Le film est un essai visuel dans lequel des questions politiques actuelles et pressantes se mêlent à l’histoire et à l’abstraction et dans lequel la minutie de la recherche rencontre la poétique des associations. Comment avancer? Pouvons-nous apprendre quelque chose des vieux maitres? Parfois, le regard est dirigé vers le spectateur. Pour dire ce que vous pensez, vous devez d’abord vaincre la peur en prenant une profonde respiration.




Jasper Rigole, Temps mort (2010) ― 20 min.

La majorité des films de famille (home movies) sont tournés en vacances. Quand les gens reviennent de voyage, ils sont très curieux des images qu’ils viennent de capturer. Il reste cependant encore souvent du film dans la caméra.
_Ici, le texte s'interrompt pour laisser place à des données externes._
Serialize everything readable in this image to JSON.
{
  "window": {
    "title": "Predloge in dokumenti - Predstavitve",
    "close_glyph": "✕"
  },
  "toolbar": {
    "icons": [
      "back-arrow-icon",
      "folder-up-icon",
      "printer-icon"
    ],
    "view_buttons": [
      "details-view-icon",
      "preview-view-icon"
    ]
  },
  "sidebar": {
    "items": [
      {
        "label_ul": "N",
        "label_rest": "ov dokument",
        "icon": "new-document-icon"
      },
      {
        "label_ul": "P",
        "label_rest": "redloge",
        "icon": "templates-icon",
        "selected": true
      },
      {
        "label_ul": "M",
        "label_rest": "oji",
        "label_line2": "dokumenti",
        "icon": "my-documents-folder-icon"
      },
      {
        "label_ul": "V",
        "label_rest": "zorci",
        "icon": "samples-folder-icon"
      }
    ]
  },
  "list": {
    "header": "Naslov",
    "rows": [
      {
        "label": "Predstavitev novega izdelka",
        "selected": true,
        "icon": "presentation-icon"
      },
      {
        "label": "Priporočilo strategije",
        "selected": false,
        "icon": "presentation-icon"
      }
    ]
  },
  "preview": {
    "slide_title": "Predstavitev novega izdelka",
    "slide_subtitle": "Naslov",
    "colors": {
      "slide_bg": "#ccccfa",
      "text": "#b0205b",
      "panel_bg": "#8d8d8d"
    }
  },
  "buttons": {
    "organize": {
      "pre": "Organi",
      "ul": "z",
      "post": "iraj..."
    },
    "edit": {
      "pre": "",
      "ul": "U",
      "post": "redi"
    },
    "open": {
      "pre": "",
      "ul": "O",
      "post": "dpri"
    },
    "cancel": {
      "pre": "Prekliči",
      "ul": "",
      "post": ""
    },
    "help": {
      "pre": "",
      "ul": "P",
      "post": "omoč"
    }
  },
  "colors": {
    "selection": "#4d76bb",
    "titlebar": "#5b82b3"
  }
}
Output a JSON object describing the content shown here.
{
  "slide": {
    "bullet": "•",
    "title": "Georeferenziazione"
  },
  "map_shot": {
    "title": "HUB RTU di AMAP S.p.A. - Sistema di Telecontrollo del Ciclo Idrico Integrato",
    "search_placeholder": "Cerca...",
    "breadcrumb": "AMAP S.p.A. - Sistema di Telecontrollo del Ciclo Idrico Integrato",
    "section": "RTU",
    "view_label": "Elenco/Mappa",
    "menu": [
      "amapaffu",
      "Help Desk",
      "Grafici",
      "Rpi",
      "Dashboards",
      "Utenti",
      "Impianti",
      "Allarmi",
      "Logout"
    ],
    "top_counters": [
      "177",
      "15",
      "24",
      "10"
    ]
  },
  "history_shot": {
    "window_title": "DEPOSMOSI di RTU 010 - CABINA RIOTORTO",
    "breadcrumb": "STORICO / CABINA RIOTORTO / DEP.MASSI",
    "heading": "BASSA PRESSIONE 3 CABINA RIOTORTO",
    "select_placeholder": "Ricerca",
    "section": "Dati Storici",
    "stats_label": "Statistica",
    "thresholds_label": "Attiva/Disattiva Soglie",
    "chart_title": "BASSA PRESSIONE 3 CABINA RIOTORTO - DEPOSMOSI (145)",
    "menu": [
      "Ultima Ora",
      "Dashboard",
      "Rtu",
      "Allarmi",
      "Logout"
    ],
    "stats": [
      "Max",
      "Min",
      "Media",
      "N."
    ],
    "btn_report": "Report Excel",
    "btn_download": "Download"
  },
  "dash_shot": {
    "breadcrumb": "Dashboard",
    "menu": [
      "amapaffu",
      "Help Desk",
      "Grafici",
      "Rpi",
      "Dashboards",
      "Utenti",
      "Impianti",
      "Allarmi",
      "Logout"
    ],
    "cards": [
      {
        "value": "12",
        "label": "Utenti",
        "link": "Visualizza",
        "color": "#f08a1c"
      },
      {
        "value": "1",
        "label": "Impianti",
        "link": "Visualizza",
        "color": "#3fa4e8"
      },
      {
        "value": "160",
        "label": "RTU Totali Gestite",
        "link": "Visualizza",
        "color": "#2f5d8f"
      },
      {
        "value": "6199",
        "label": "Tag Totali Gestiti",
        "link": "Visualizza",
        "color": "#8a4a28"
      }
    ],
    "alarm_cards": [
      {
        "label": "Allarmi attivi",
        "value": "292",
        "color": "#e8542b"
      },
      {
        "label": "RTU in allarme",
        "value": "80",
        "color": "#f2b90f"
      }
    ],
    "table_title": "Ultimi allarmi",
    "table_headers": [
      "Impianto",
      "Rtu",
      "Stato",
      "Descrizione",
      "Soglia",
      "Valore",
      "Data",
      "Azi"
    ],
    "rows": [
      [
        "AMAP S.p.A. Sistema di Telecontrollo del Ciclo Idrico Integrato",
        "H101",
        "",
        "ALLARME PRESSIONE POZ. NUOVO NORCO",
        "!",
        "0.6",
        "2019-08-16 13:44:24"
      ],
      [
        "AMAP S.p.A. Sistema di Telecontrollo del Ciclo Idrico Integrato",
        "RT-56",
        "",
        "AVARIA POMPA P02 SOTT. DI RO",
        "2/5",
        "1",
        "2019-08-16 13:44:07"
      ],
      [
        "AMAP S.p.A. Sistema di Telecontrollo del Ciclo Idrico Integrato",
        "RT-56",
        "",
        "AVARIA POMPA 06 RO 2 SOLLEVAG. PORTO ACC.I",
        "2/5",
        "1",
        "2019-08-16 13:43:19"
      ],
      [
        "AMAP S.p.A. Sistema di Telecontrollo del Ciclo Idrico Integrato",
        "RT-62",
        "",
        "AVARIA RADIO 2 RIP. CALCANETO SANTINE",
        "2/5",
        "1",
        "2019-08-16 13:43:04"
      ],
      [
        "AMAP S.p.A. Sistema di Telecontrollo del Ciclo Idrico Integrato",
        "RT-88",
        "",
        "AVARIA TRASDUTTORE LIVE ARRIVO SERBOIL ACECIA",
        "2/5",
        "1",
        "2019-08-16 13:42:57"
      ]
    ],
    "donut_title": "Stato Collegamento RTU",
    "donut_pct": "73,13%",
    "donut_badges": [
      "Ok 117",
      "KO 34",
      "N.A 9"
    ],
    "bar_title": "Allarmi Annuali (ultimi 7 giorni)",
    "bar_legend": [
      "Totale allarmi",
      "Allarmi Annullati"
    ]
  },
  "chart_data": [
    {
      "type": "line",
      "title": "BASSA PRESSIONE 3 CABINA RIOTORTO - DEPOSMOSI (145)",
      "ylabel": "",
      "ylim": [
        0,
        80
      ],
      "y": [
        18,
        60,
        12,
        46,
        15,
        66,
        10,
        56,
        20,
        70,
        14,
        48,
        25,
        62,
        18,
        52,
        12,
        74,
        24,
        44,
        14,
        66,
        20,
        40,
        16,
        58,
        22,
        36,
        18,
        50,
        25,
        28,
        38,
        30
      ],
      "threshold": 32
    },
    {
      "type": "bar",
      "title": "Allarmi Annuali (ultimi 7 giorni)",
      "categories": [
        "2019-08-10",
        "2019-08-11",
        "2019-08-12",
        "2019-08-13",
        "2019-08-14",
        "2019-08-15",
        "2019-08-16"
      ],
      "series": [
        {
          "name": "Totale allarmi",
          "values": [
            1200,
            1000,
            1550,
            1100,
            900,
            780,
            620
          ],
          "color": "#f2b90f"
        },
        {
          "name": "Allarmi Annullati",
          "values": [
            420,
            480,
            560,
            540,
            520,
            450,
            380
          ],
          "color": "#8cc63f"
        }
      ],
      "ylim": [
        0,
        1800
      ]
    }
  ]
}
Le film Temps Mort utilise ces petits fragments filmés afin de remplir la bobine, avant de pouvoir la faire développer. Aux yeux de Jasper Rigole, ces plans de jardins vides, d’animaux domestiques et de parterres de fleurs sont plus vrais que n’importe quel fragment de film familial. Le terme «temps mort» fait également référence aux films de Michelangelo Antonioni. Ce terme ayant été utilisé pour décrire la manière dont la caméra d’Antonioni erre et s’arrête fréquemment sur des détails dans le cadre qui sont apparemment insignifiants, des éléments hors de la narration qui ont pour effet de vider de leur sens les événements qui viennent de se dérouler.

Rigole est le fondateur et le conservateur du (fictif) Institut international pour la conservation, l’archivage et la distribution des souvenirs d’autres personnes (2004). Ce projet multimédia en cours est une collection originale et vivante de films linéaires et de projets d'art multimédia créés à partir de films trouvés, de photographies et de documents que l'artiste a colligés au fil des ans. Comme il s’agit d’un projet artistique en cours, c’est en soi une archive virtuelle en constante expansion faites des images que Rigole a recyclées. Et il ne s’agit là que d’une fraction des énormes archives de films analogiques issues d'images anonymes en 8 mm que Rigole a recueillies lors de ventes aux enchères ou dans des magasins de seconde main et des marchés aux puces. Il utilise ces films familiaux trouvés pour réaliser des films imaginaires qui situent ces images du passé dans un contexte et une esthétique contemporains, en combinant des éléments de genre littéraire et référentiel.

Son style peut être décrit comme une forme cinématographique de récit de vie, une forme expérimentale qui rappelle le travail de Jorge Luis Borges et de Georges Perec, deux sources d'inspiration importantes pour Rigole.